Pacific Fibre folds
The hope of another cable linking the South Pacific to the United States has faded
By 3 News online staff/NZN
The Kiwi tycoons looking to build a trans-Pacific communications cable linking New Zealand and Australia to the United States have given up, citing financial issues.
TradeMe founder Sam Morgan, The Warehouse founder Stephen Tindall and software entrepreneur Rod Drury were members of Pacific Fibre, a company set up in 2010 for the project.
They wanted to build a 13,000 km cable which would have linked Auckland, Sydney and Los Angeles. It was to compete with an existing cable, the Southern Cross Cable, of which 55 percent is owned by Telecom.
Mr Morgan, who chairs the company, said the group failed to raise the $490 million needed to install the cable, which he admitted was an “audacious” project.
"We've spent millions of shareholder funds trying to get this done and despite getting some good investor support we have not been able to find the level of investment required in New Zealand initially and more broadly offshore,” he said.

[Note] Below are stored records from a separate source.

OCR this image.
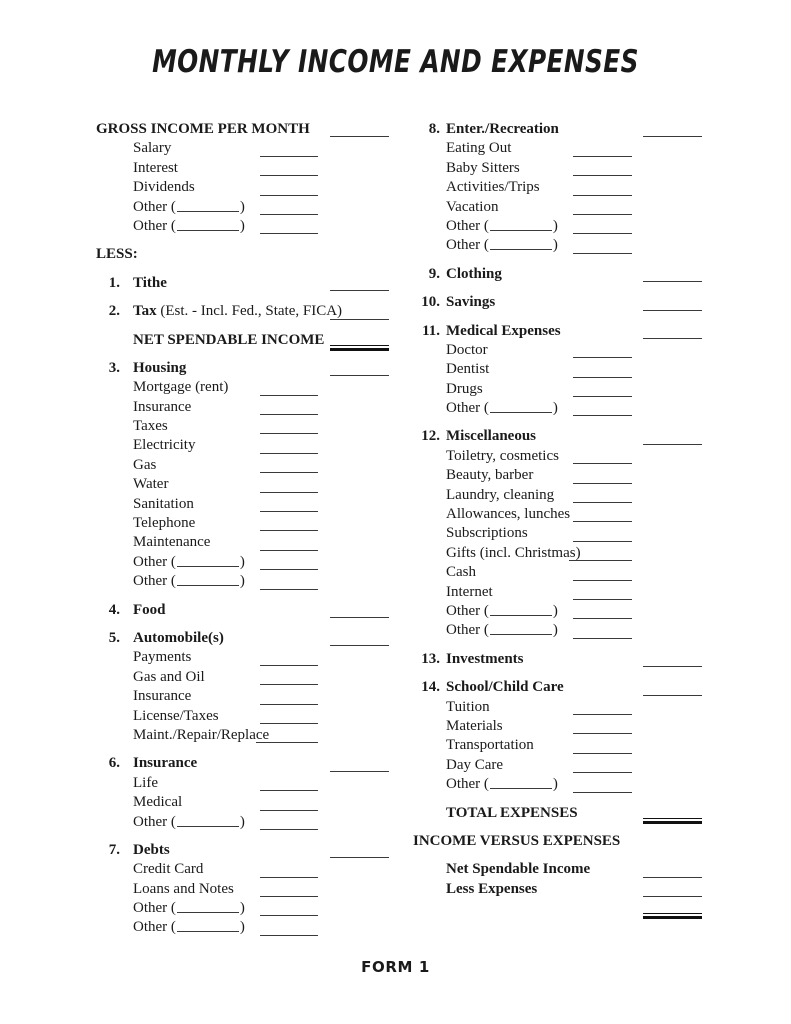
MONTHLY INCOME AND EXPENSES
GROSS INCOME PER MONTH
Salary
Interest
Dividends
Other (	)
Other (	)
LESS:
1. Tithe
2. Tax (Est. - Incl. Fed., State, FICA)
NET SPENDABLE INCOME
3. Housing
Mortgage (rent)
Insurance
Taxes
Electricity
Gas
Water
Sanitation
Telephone
Maintenance
Other (	)
Other (	)
4. Food
5. Automobile(s)
Payments
Gas and Oil
Insurance
License/Taxes
Maint./Repair/Replace
6. Insurance
Life
Medical
Other (	)
7. Debts
Credit Card
Loans and Notes
Other (	)
Other (	)
8. Enter./Recreation
Eating Out
Baby Sitters
Activities/Trips
Vacation
Other (	)
Other (	)
9. Clothing
10. Savings
11. Medical Expenses
Doctor
Dentist
Drugs
Other (	)
12. Miscellaneous
Toiletry, cosmetics
Beauty, barber
Laundry, cleaning
Allowances, lunches
Subscriptions
Gifts (incl. Christmas)
Cash
Internet
Other (	)
Other (	)
13. Investments
14. School/Child Care
Tuition
Materials
Transportation
Day Care
Other (	)
TOTAL EXPENSES
INCOME VERSUS EXPENSES
Net Spendable Income
Less Expenses
FORM 1
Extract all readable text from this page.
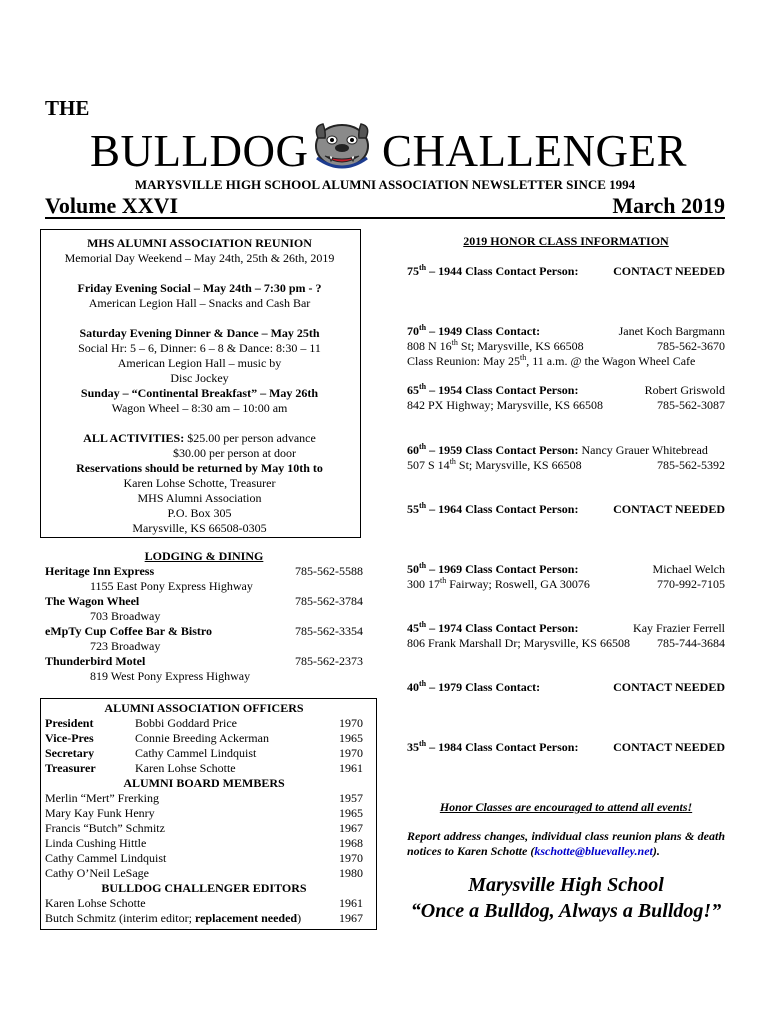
THE
BULLDOG CHALLENGER
MARYSVILLE HIGH SCHOOL ALUMNI ASSOCIATION NEWSLETTER SINCE 1994
Volume XXVI	March 2019
MHS ALUMNI ASSOCIATION REUNION
Memorial Day Weekend – May 24th, 25th & 26th, 2019
Friday Evening Social – May 24th – 7:30 pm - ?
American Legion Hall – Snacks and Cash Bar
Saturday Evening Dinner & Dance – May 25th
Social Hr: 5 – 6, Dinner: 6 – 8 & Dance: 8:30 – 11
American Legion Hall – music by
Disc Jockey
Sunday – “Continental Breakfast” – May 26th
Wagon Wheel – 8:30 am – 10:00 am
ALL ACTIVITIES: $25.00 per person advance
$30.00 per person at door
Reservations should be returned by May 10th to
Karen Lohse Schotte, Treasurer
MHS Alumni Association
P.O. Box 305
Marysville, KS 66508-0305
LODGING & DINING
Heritage Inn Express	785-562-5588
1155 East Pony Express Highway
The Wagon Wheel	785-562-3784
703 Broadway
eMpTy Cup Coffee Bar & Bistro	785-562-3354
723 Broadway
Thunderbird Motel	785-562-2373
819 West Pony Express Highway
ALUMNI ASSOCIATION OFFICERS
President	Bobbi Goddard Price	1970
Vice-Pres	Connie Breeding Ackerman	1965
Secretary	Cathy Cammel Lindquist	1970
Treasurer	Karen Lohse Schotte	1961
ALUMNI BOARD MEMBERS
Merlin “Mert” Frerking	1957
Mary Kay Funk Henry	1965
Francis “Butch” Schmitz	1967
Linda Cushing Hittle	1968
Cathy Cammel Lindquist	1970
Cathy O’Neil LeSage	1980
BULLDOG CHALLENGER EDITORS
Karen Lohse Schotte	1961
Butch Schmitz (interim editor; replacement needed)	1967
2019 HONOR CLASS INFORMATION
75th – 1944 Class Contact Person:	CONTACT NEEDED
70th – 1949 Class Contact:	Janet Koch Bargmann
808 N 16th St; Marysville, KS 66508	785-562-3670
Class Reunion: May 25th, 11 a.m. @ the Wagon Wheel Cafe
65th – 1954 Class Contact Person:	Robert Griswold
842 PX Highway; Marysville, KS 66508	785-562-3087
60th – 1959 Class Contact Person: Nancy Grauer Whitebread
507 S 14th St; Marysville, KS 66508	785-562-5392
55th – 1964 Class Contact Person:	CONTACT NEEDED
50th – 1969 Class Contact Person:	Michael Welch
300 17th Fairway; Roswell, GA 30076	770-992-7105
45th – 1974 Class Contact Person:	Kay Frazier Ferrell
806 Frank Marshall Dr; Marysville, KS 66508 785-744-3684
40th – 1979 Class Contact:	CONTACT NEEDED
35th – 1984 Class Contact Person:	CONTACT NEEDED
Honor Classes are encouraged to attend all events!
Report address changes, individual class reunion plans & death notices to Karen Schotte (kschotte@bluevalley.net).
Marysville High School
“Once a Bulldog, Always a Bulldog!”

“We feel like we've done everything we can to succeed and we are all hugely disappointed that we have not managed to get there."

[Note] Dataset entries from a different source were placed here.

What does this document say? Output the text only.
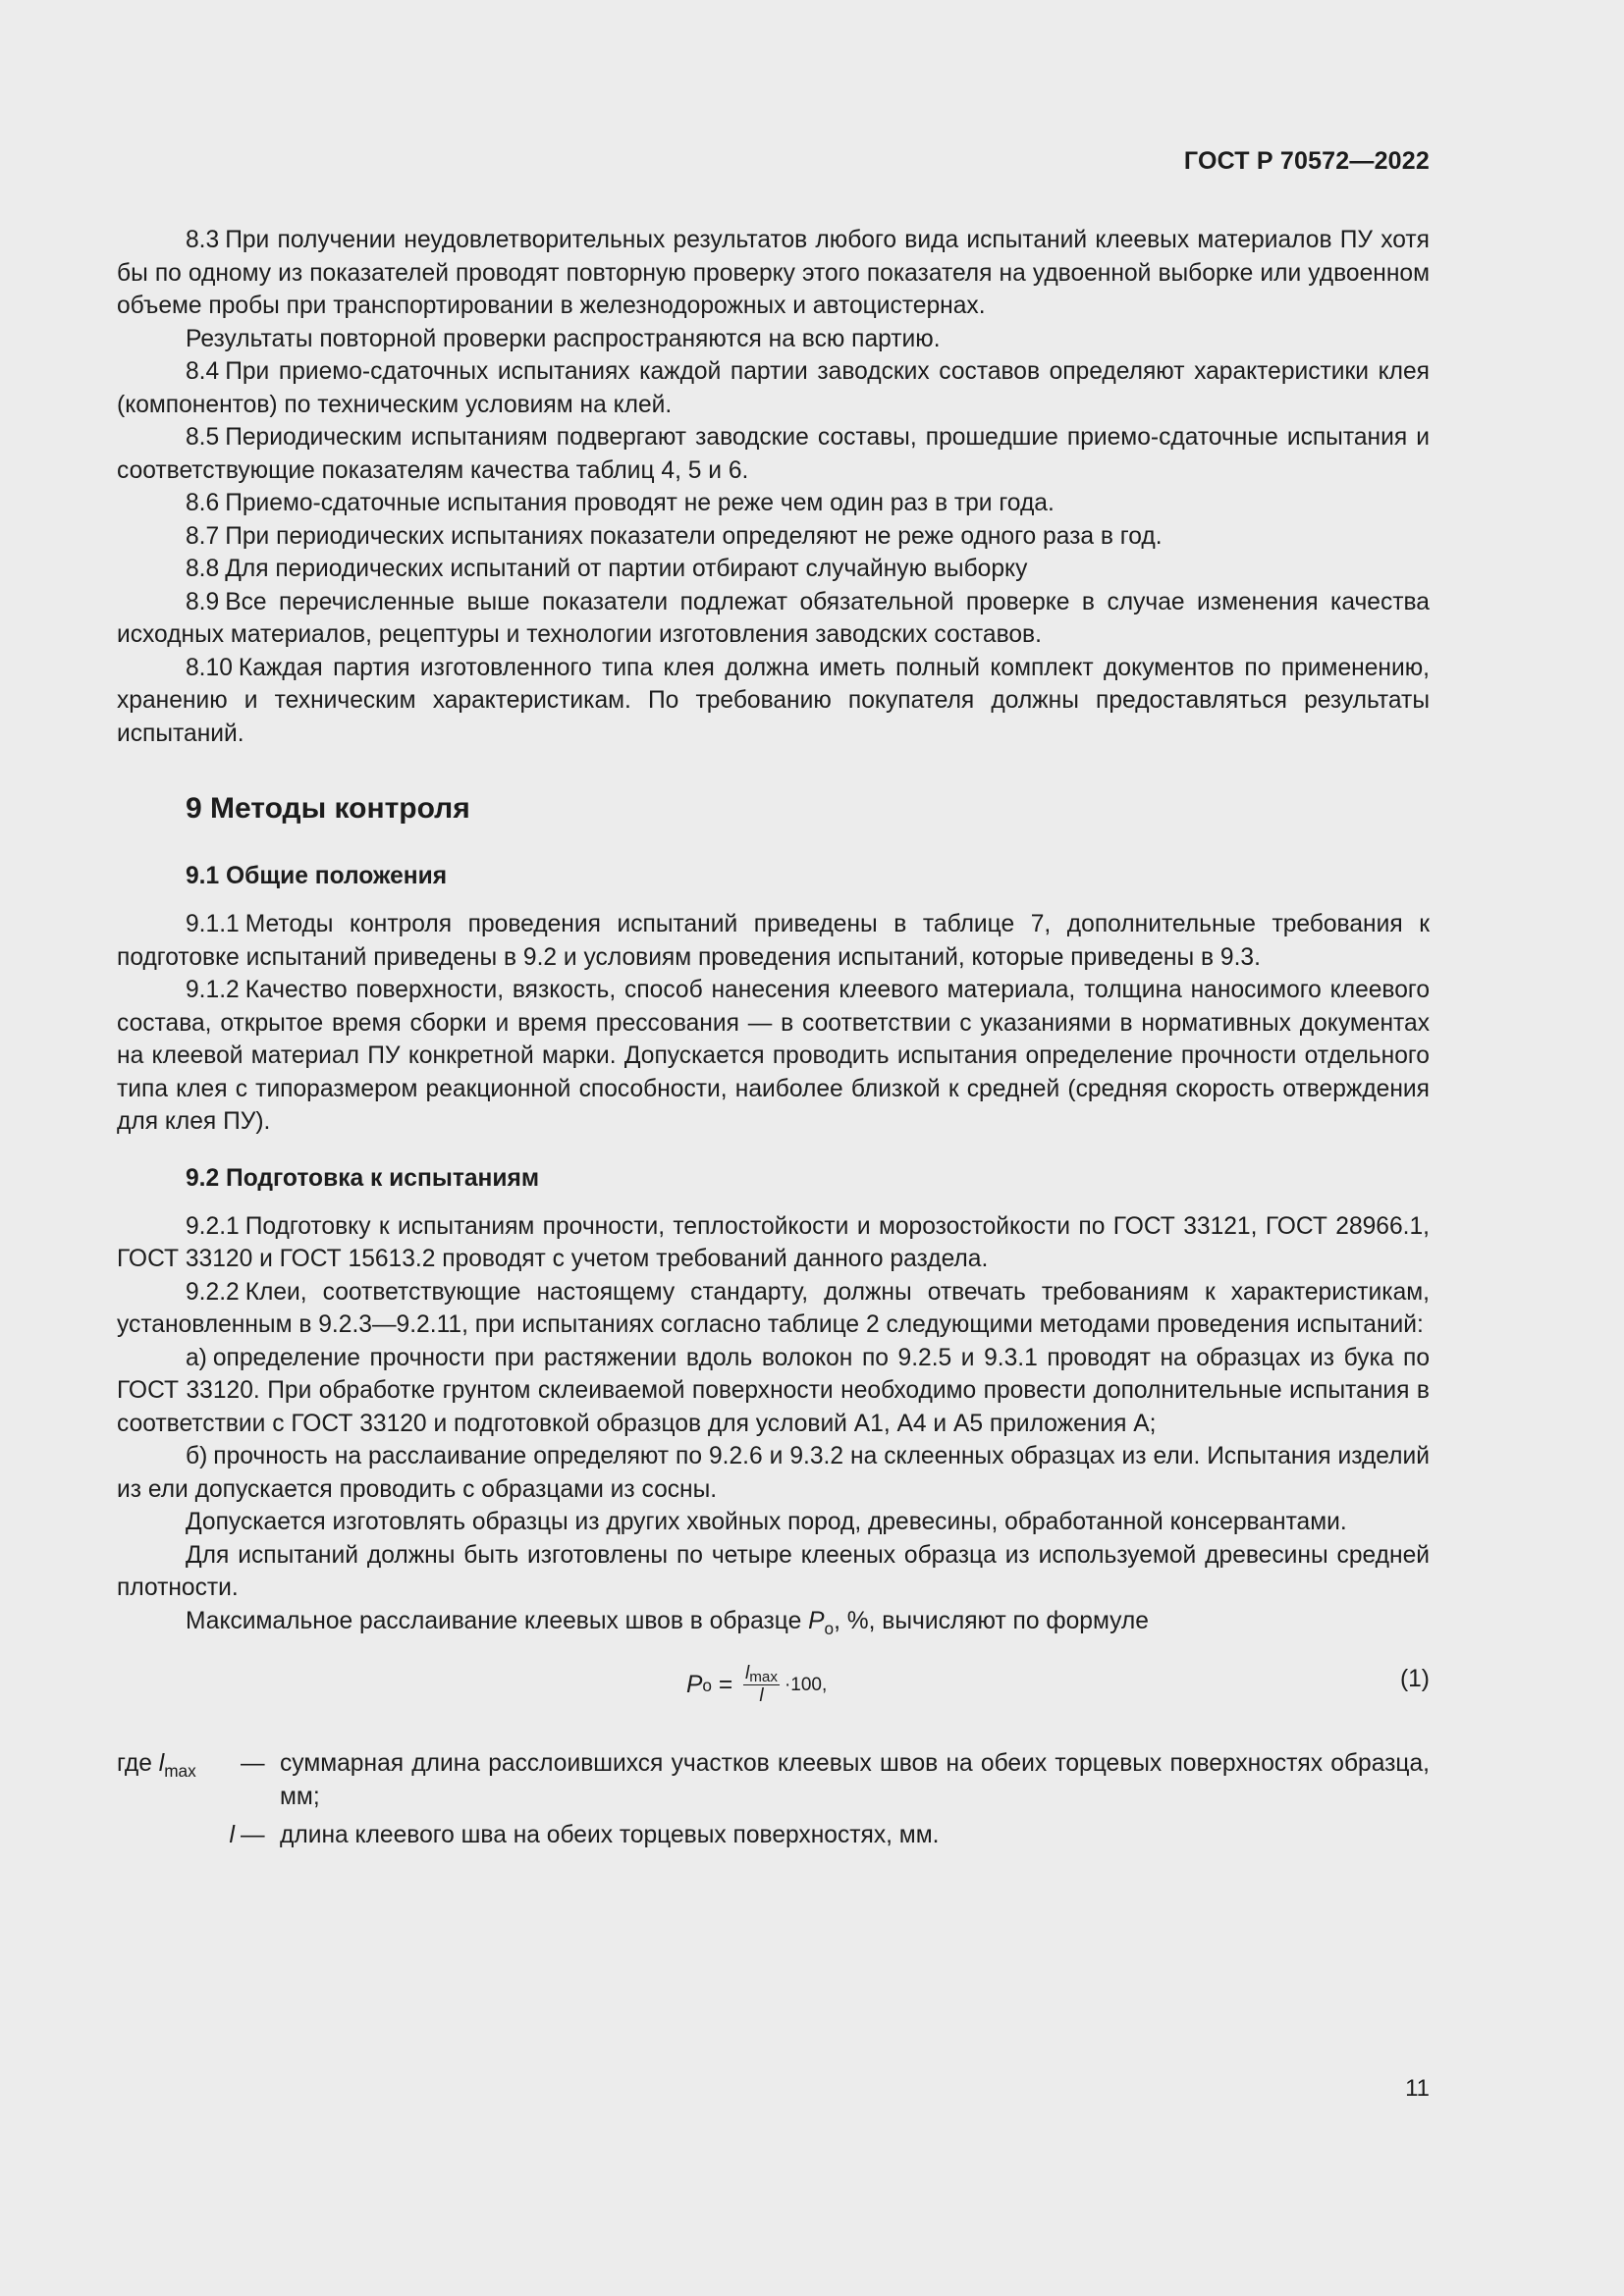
ГОСТ Р 70572—2022

8.3 При получении неудовлетворительных результатов любого вида испытаний клеевых материалов ПУ хотя бы по одному из показателей проводят повторную проверку этого показателя на удвоенной выборке или удвоенном объеме пробы при транспортировании в железнодорожных и автоцистернах.

Результаты повторной проверки распространяются на всю партию.

8.4 При приемо-сдаточных испытаниях каждой партии заводских составов определяют характеристики клея (компонентов) по техническим условиям на клей.

8.5 Периодическим испытаниям подвергают заводские составы, прошедшие приемо-сдаточные испытания и соответствующие показателям качества таблиц 4, 5 и 6.

8.6 Приемо-сдаточные испытания проводят не реже чем один раз в три года.

8.7 При периодических испытаниях показатели определяют не реже одного раза в год.

8.8 Для периодических испытаний от партии отбирают случайную выборку

8.9 Все перечисленные выше показатели подлежат обязательной проверке в случае изменения качества исходных материалов, рецептуры и технологии изготовления заводских составов.

8.10 Каждая партия изготовленного типа клея должна иметь полный комплект документов по применению, хранению и техническим характеристикам. По требованию покупателя должны предоставляться результаты испытаний.

9 Методы контроля
9.1 Общие положения

9.1.1 Методы контроля проведения испытаний приведены в таблице 7, дополнительные требования к подготовке испытаний приведены в 9.2 и условиям проведения испытаний, которые приведены в 9.3.

9.1.2 Качество поверхности, вязкость, способ нанесения клеевого материала, толщина наносимого клеевого состава, открытое время сборки и время прессования — в соответствии с указаниями в нормативных документах на клеевой материал ПУ конкретной марки. Допускается проводить испытания определение прочности отдельного типа клея с типоразмером реакционной способности, наиболее близкой к средней (средняя скорость отверждения для клея ПУ).

9.2 Подготовка к испытаниям

9.2.1 Подготовку к испытаниям прочности, теплостойкости и морозостойкости по ГОСТ 33121, ГОСТ 28966.1, ГОСТ 33120 и ГОСТ 15613.2 проводят с учетом требований данного раздела.

9.2.2 Клеи, соответствующие настоящему стандарту, должны отвечать требованиям к характеристикам, установленным в 9.2.3—9.2.11, при испытаниях согласно таблице 2 следующими методами проведения испытаний:

а) определение прочности при растяжении вдоль волокон по 9.2.5 и 9.3.1 проводят на образцах из бука по ГОСТ 33120. При обработке грунтом склеиваемой поверхности необходимо провести дополнительные испытания в соответствии с ГОСТ 33120 и подготовкой образцов для условий А1, А4 и А5 приложения А;

б) прочность на расслаивание определяют по 9.2.6 и 9.3.2 на склеенных образцах из ели. Испытания изделий из ели допускается проводить с образцами из сосны.

Допускается изготовлять образцы из других хвойных пород, древесины, обработанной консервантами.

Для испытаний должны быть изготовлены по четыре клееных образца из используемой древесины средней плотности.

Максимальное расслаивание клеевых швов в образце $P_о$, %, вычисляют по формуле

P $о = \frac{l_{max}}{l} \cdot 100$,	(1)
где $l_{max}$	— суммарная длина расслоившихся участков клеевых швов на обеих торцевых поверхностях образца, мм;
l — длина клеевого шва на обеих торцевых поверхностях, мм.
11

Mr Morgan later took to Twitter to voice his disappointment, saying Pacific Fibre was "always going to be tough" but he feels they gave it "a bloody good try".
Fellow Pacific Fibre backer Rod Dury said the high cost of broadband was not a technical problem but a case of market failure.
"We still cannot see how the government's investment in UFB (ultrafast broadband) makes sense until the price of international bandwidth is greatly reduced."
The Pacific Fibre cable would have potentially reduced the cost of broadband in New Zealand and offered competition to the bandwidth combing the country.